Я отменил свое выступление в Торговой палате в Палм-Спрингсе.

Шел дождь, сверху капало. Дождь просачивался через потолок и раздавалось – кап, кап, кап, кап, еще кап, еще кап, кап, кап, еще и еще кап, кап-кап…

Саке меня, конечно, согревало. Но тепло ли мне было? Ни так, ни сяк, наверно. Мне пятьдесят пять, а даже нечего подставить под протечку. Говорил мне отец, что под старость буду страдать фигней на чужом заднем дворе в каком-нибудь Арканзасе. Времени достичь этого у меня еще достаточно, а автобусы туда, если что, ходят каждый день. Но от автобусов у меня запор начинается, и вечно в них дрыхнет и храпит какой-нибудь старикан с немытой бородой. Пожалуй, заняться Селином будет поинтереснее.

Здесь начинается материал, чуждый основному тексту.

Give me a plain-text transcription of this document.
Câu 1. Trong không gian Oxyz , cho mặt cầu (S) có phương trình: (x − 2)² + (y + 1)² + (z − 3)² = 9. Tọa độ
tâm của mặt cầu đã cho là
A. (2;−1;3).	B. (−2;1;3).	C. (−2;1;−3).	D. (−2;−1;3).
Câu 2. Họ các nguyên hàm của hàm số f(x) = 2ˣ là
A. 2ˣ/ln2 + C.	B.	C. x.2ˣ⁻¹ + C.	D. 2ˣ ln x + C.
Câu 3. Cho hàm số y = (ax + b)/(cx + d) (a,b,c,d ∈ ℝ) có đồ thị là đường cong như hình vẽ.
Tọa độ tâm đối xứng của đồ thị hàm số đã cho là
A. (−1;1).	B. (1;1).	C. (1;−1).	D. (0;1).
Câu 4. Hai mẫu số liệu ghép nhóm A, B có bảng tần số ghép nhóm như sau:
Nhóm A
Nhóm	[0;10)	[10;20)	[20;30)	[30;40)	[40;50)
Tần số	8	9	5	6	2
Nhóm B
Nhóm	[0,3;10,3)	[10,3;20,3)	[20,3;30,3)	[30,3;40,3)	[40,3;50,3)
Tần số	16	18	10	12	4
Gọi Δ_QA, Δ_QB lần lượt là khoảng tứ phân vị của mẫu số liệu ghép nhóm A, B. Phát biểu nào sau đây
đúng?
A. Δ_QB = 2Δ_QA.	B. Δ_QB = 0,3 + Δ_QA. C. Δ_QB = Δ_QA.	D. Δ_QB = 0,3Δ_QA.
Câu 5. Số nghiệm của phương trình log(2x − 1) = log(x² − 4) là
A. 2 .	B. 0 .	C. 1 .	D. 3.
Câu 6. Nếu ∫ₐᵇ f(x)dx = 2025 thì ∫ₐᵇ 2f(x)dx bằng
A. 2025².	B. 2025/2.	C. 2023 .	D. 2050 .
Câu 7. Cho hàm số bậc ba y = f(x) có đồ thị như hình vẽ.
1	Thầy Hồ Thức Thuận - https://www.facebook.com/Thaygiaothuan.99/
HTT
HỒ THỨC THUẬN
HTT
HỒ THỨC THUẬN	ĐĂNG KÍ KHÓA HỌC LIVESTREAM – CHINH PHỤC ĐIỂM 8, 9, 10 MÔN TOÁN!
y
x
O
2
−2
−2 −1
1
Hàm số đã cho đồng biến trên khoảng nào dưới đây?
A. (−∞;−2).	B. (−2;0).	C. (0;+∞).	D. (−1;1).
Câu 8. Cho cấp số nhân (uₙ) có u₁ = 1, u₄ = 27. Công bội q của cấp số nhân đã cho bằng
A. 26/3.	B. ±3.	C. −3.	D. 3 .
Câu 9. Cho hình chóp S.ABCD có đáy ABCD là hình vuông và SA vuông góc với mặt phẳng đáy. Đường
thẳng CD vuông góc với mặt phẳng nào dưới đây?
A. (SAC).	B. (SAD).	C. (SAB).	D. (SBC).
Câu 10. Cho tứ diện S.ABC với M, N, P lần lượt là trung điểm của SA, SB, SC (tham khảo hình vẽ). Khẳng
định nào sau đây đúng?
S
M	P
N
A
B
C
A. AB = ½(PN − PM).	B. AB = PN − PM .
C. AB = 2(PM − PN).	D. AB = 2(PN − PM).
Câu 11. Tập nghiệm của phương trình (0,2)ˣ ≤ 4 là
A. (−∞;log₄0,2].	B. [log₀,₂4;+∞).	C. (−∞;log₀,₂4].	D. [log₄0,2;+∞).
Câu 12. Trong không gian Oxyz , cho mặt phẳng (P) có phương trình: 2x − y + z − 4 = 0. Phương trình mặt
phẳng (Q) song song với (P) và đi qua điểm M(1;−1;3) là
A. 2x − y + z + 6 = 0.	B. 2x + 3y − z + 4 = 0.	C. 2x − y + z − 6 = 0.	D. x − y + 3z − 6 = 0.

Что ж, был ли Селин и вправду Селин? Я и про себя-то иногда не мог точно сказать, кто я такой. Ну ладно, я Никки Билейн. Но это не точно. Если кто-нибудь крикнет: «Эй, Гарри! Гарри Мартелл!», – я, скорее всего, отзовусь: «Да, чего?» В смысле, я мог быть кем угодно, какая разница? Так ли важно, как меня зовут? В чем вообще смысл имени?

Странная штука жизнь, верно? В команде по бейсболу меня всегда ставили последним. Знали, крысы, что я этот мяч могу к черту в Денвер зафигачить. Завидовали.

У меня был талант. И сейчас есть! Иногда, глядя на свои руки, я думал, что мог стать великим пианистом или еще кем-нибудь. Но что я в итоге делал этими руками? Чесал яйца, выписывал чеки, завязывал шнурки, спускал унитаз и т. д. и т. п. Пропали эти руки, короче говоря. И голова тоже не пригодилась.

Дождь шел, я сидел.

Зазвонил телефон. Я протер его просроченным счетом из налоговой и взял трубку.

– Ник Билейн слушает.

Или это Гарри Мартелл слушает?

– Беспокоит Джон Бартон, – заговорили на том конце.

– Да-да. Вы рекомендовали меня, большое спасибо.

– Я наблюдаю за вами, у вас определенно есть талант. Неограненный, но это скорее плюс.

– Рад слышать. Дела неважно идут.

– Я наблюдаю за вами. У вас все получится, еще немного терпения.

– Хорошо. Чем могу быть полезен, господин Бартон?

– Мне нужно отыскать Красного Воробья.

– «Красного Воробья»? А это что за чудо в перьях?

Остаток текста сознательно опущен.